The Halfling Tinkerer
I do not often think of where we come from—divinity tends to dull the importance of such things. And yet, I cannot forget Bhita’s origins. Not because they are remarkable, but because they are absurd.
She was not a queen. Not a warlord. Not a scholar. Not a hero. She was a halfling, born in a house that smelled of iron and oil, raised among scrap and invention. Her family were builders, tinkerers—brilliant in their own way but content to remain mortal. She was not.
Even then, she itched for more. She did not seek knowledge for wisdom’s sake, nor power for dominion. She wanted to make, to break, to push forward for no other reason than because she could. Perhaps that is why she was chosen.
She was not lifted into godhood by the same hand that pulled me from mortality. Creation, in its boundless patience, saw me fit to preserve knowledge. But Destruction—Destruction found Bhita and saw in her something more fitting. A mind that did not create for the sake of beauty, nor knowledge, nor legacy—but simply to replace what was.
Her ascension was not a gift. It was an experiment. And she has spent every moment since ensuring it was a successful one.
The Moment of Ascension
I remember the day she ceased to be mortal. I suspect she does not.
My own ascension was guided—shaped by the hand of Creation, bound with purpose. Bhita’s was not. She was ripped from mortality like raw metal from ore, refined in the crucible of Destruction itself.
Unlike me, she did not resist it. Unlike me, she did not question it.
She let the old Bhita burn away and emerged something else entirely. She did not seek to preserve the past. She discarded it, as she would an outdated design. Her first act as a god was to dismantle the very idea of what she had been. No hesitation. No mourning. Only progress.
I have never seen anyone abandon themselves so completely.
I have never seen anyone so utterly certain that it was the right choice.
The Unraveling of Humanity
She says she no longer cares for mortal things. That she has surpassed such limitations. That she does not need sentimentality, nor attachment, nor anything so fragile as memory.
And yet, she returns to them. Over and over.
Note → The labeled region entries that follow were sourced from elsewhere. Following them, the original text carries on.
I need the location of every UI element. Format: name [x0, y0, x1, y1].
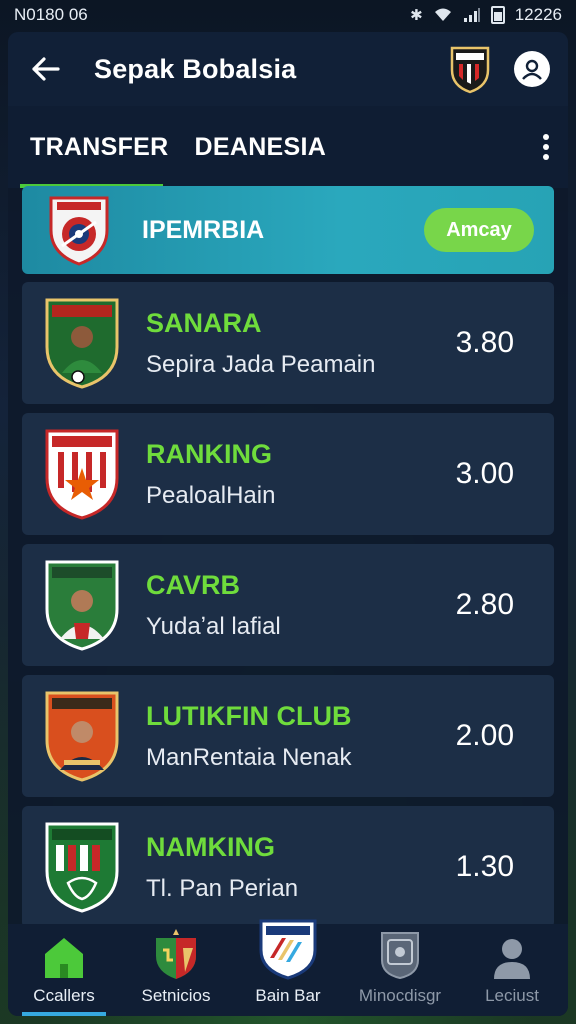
crest-green-player-icon — [45, 298, 119, 389]
club-value: 3.80 — [455, 326, 514, 359]
nav-label: Leciust — [485, 986, 539, 1005]
status-bar: N0180 06 ✱ 12226 — [0, 0, 576, 30]
tab-transfer[interactable]: TRANSFER — [30, 133, 169, 162]
nav-item-leciust[interactable]: Leciust — [456, 928, 568, 1006]
back-button[interactable] — [26, 49, 66, 89]
club-value: 1.30 — [455, 850, 514, 883]
nav-item-setnicios[interactable]: Setnicios — [120, 928, 232, 1006]
more-options-button[interactable] — [538, 134, 554, 160]
club-value: 2.00 — [455, 719, 514, 752]
club-value: 2.80 — [455, 588, 514, 621]
shield-icon — [259, 919, 317, 980]
list-item[interactable]: LUTIKFIN CLUB ManRentaia Nenak 2.00 — [22, 675, 554, 797]
club-crest-icon — [156, 929, 196, 979]
wifi-icon — [434, 8, 451, 21]
more-dot-icon — [543, 144, 549, 150]
nav-item-minocdisgr[interactable]: Minocdisgr — [344, 928, 456, 1006]
club-subtitle: Tl. Pan Perian — [146, 874, 299, 902]
app-window: Sepak Bobalsia TRANSFER DEANESIA IPEMRBI… — [8, 32, 568, 1016]
page-title: Sepak Bobalsia — [94, 53, 297, 84]
club-badge-icon[interactable] — [448, 44, 492, 94]
tab-deanesia[interactable]: DEANESIA — [195, 133, 327, 162]
crest-green-stripes-icon — [45, 822, 119, 913]
crest-orange-player-icon — [45, 691, 119, 782]
user-icon — [494, 939, 530, 979]
club-name: RANKING — [146, 438, 272, 469]
nav-label: Minocdisgr — [358, 986, 442, 1005]
nav-item-ccallers[interactable]: Ccallers — [8, 928, 120, 1016]
home-icon — [45, 938, 83, 978]
club-subtitle: ManRentaia Nenak — [146, 743, 352, 771]
club-name: CAVRB — [146, 569, 240, 600]
club-subtitle: Yudaʼal lafial — [146, 612, 281, 640]
active-nav-indicator — [22, 1012, 106, 1016]
battery-icon — [490, 6, 505, 24]
bottom-navigation: Ccallers Setnicios Bain Bar Minocdisgr L… — [8, 919, 568, 1016]
status-icons: ✱ 12226 — [410, 5, 562, 25]
banner-action-button[interactable]: Amcay — [424, 208, 534, 252]
club-value: 3.00 — [455, 457, 514, 490]
badge-icon — [381, 932, 419, 980]
list-item[interactable]: RANKING PealoalHain 3.00 — [22, 413, 554, 535]
nav-item-bain-bar[interactable]: Bain Bar — [232, 919, 344, 1006]
list-item[interactable]: SANARA Sepira Jada Peamain 3.80 — [22, 282, 554, 404]
arrow-left-icon — [32, 57, 60, 81]
nav-label: Setnicios — [141, 986, 211, 1005]
club-name: SANARA — [146, 307, 262, 338]
more-dot-icon — [543, 154, 549, 160]
banner-title: IPEMRBIA — [142, 215, 265, 244]
list-item[interactable]: NAMKING Tl. Pan Perian 1.30 — [22, 806, 554, 928]
tab-bar: TRANSFER DEANESIA — [8, 106, 568, 188]
crest-green-player-2-icon — [45, 560, 119, 651]
club-name: NAMKING — [146, 831, 275, 862]
status-clock: 12226 — [514, 5, 562, 24]
status-time: N0180 06 — [14, 5, 88, 24]
club-subtitle: Sepira Jada Peamain — [146, 350, 376, 378]
club-name: LUTIKFIN CLUB — [146, 700, 352, 731]
more-dot-icon — [543, 134, 549, 140]
bluetooth-icon: ✱ — [410, 7, 423, 24]
list-item[interactable]: CAVRB Yudaʼal lafial 2.80 — [22, 544, 554, 666]
club-list: SANARA Sepira Jada Peamain 3.80 RANKING … — [22, 282, 554, 937]
banner-crest-icon — [49, 196, 109, 266]
user-icon — [522, 59, 542, 80]
club-subtitle: PealoalHain — [146, 481, 276, 509]
signal-icon — [463, 8, 480, 22]
nav-label: Ccallers — [33, 986, 95, 1005]
app-bar: Sepak Bobalsia — [8, 32, 568, 106]
featured-banner[interactable]: IPEMRBIA Amcay — [22, 186, 554, 274]
crest-red-star-icon — [45, 429, 119, 520]
profile-button[interactable] — [514, 51, 550, 87]
nav-label: Bain Bar — [255, 986, 321, 1005]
She indulges in flesh as if it is just another material to be shaped, another resource to be studied. She has taken lovers across every territory in this continent, had children who will never know their mother was divine. I once asked her why.
She laughed.
“Why not?” she said. “Flesh is fleeting, and I enjoy the making of it.”
It is a strange thing, to be so detached from mortality yet so eager to take part in it. But perhaps that is her way—she does not love mortals, nor does she seek to guide them. She simply wishes to see what they might become.
Like raw materials waiting to be reforged.
The Cost of Progress
There is nothing she will not break if it means something better can be built in its place. Civilization, art, history—none of it is sacred to her. If it is inefficient, it must be discarded.
I have watched her tear down ancient halls to make way for factories. I have seen her turn poets into merchants, artisans into engineers. Where I see preservation, she sees stagnation. Where I see culture, she sees inefficiency.
She is not cruel. But she is merciless.
I once asked her if there was anything she would not change. Anything she would consider sacred.
She did not answer.
A Reluctant Respect
We will never agree. We were forged by opposing hands, bound to opposing principles. And yet, for all our differences, I cannot call her a failure.
She is a force. A storm that cannot be halted. She does not ask for permission. She does not wait for understanding. She simply moves forward, dragging the world with her.
She will never stop.
She will not even slow down.
Perhaps, in the end, she will unmake herself as well.
If she does, I will record it. And I will remember her, even if she does not remember herself.